Consider your income sources


Accounting can be more complex for authors because of the different ways royalties can be calculated. Traditional publishers usually take the minimum cost of publishing your book, subtract it from your selling price, and multiply that amount by the profit split percentage they share with you. The process is a little different for self-publishing, with some giving authors 100% royalties. It'll be even more challenging to track your income if you use publishing platforms like Inkitt which release exclusive content for readers via subscription. Doing so involves offering different payment tiers and allowing people to sign on or opt-out whenever they wish, which can make accounting more difficult. To gain a better overview of your financial health, you'll thus want to carefully evaluate your income sources depending on how you earn money.

 

In these cases, accounting tools can help. SOFTRAX's subscription billing software can help automate the process of setting book prices, delivering invoices, and receiving payments. That can streamline the process of accurately tracking how much you earn, whether you're working with a publisher or through a subscription model, and even if you plan to raise how much your books cost over time. Using such tools can also make it easier to spot discrepancies in royalties and subscription payments so you can address them as soon as possible. That can help with the next step:


Analyze your cash flow


The main goal of accounting is to see how well you're doing from a financial standpoint so you can plan ahead. That can be crucial for authors, especially when it comes to deciding whether it'll be sustainable to start writing full-time or determining if a book's current selling price makes up for the money spent on things like editing, cover art, publishing, and promotion. To achieve that goal, you'll want to understand three main accounting reports: net income statements, cash flow statements, and balance sheets.

 

Thus far, you should already be familiar with balance sheets as tools for viewing your assets versus your liabilities. Net income statements take that further by telling you how fast you're earning money. From here, Investopedia explains that cash flow statements complement these two by showing you how well you're managing your income and how quickly you can pay what you owe to the likes of your editors and publishers.
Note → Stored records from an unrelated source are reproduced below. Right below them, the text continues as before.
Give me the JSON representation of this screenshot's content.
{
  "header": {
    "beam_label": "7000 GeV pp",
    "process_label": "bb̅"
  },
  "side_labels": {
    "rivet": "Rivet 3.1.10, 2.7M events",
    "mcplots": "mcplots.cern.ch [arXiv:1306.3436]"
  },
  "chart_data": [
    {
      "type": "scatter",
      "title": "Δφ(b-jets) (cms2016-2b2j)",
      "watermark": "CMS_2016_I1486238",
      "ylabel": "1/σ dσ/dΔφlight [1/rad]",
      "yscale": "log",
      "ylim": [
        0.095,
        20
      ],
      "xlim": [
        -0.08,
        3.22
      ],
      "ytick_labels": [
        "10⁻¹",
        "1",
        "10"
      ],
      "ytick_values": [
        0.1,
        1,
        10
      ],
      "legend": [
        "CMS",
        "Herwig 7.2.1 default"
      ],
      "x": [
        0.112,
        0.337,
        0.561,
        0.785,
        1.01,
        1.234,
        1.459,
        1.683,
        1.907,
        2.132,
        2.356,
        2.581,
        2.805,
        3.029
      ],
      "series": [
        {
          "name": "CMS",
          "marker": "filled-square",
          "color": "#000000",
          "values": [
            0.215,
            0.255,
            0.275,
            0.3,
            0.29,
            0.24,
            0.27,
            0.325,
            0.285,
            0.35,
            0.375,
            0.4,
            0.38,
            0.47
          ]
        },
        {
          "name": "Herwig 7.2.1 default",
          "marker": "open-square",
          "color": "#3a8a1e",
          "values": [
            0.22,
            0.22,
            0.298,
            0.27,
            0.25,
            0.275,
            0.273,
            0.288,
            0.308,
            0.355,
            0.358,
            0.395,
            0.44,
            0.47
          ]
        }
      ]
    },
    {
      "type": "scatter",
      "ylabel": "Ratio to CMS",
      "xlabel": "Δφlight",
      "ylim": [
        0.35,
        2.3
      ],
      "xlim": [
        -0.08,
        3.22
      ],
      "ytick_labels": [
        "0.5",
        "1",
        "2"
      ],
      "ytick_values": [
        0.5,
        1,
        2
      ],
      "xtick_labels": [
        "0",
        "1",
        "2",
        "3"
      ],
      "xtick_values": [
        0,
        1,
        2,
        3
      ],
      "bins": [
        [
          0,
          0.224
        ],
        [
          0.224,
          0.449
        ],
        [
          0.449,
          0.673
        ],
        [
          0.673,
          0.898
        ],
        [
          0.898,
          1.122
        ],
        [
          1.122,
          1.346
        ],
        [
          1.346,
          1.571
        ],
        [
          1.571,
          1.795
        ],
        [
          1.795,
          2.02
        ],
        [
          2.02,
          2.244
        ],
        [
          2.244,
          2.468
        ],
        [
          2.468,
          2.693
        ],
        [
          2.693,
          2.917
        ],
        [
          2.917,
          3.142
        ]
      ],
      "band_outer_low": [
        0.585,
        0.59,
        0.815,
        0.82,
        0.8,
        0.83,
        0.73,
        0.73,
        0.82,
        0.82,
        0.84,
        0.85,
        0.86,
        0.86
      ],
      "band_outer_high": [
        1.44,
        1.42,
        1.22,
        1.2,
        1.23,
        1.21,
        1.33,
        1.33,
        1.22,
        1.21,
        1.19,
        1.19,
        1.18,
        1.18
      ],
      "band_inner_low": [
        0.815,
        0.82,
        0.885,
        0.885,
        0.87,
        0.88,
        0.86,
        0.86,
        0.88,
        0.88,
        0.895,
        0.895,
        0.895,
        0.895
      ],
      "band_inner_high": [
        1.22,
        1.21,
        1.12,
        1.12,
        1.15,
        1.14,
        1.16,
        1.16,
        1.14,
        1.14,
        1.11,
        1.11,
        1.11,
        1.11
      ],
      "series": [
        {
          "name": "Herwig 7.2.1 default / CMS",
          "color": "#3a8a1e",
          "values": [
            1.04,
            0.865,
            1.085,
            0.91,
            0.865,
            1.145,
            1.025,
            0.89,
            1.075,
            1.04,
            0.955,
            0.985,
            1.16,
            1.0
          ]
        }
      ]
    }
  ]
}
In other words, they're crucial if you want to know how long you can survive with your current funds before you have to publish another book or take up a day job. Accounting tools like QuickBooks offer cash flow features if you don't want to draft these statements manually, so you can use their insights to plan your next steps in the publishing world or draft a new budget that suits your writing needs. 


File your taxes


Of course, authors also need accounting to accomplish another intimidating financial task: filing your taxes. You've separated your work and personal expenses, and the same logic applies here. The IRS considers authors to be self-employed because they earn money from products—namely, books—rather than employers, so file your taxes like you're a small business. If you live in a state that requires it, the main thing you'll have to pay is income tax. You may also be subject to self-employment tax if you earn more than $400 annually after deducting your writing expenses. The only exception is if you don't write books as your main source of income. You won't be considered self-employed in this case, but you will have to report the infrequent royalties you get on Form 1040 or Schedule E.  

 

There are a few other things authors should keep in mind. If you sell your books online to an international audience, you'll have to report that to the IRS. You can also take advantage of a number of tax deductions, as business-related expenses for writing can include things like paying for editing and traveling to a book launch or publishing event. It's thus vital to assess who buys your books, record every expense you make, and track every payment you receive. More importantly, research your local tax laws. The IRS is releasing free tax preparation software in over 13 states this year, which you may want to use to simplify these tasks if it's available to you. Meant to replace tools like TurboTax, it can help you more clearly establish your tax situation and file accordingly.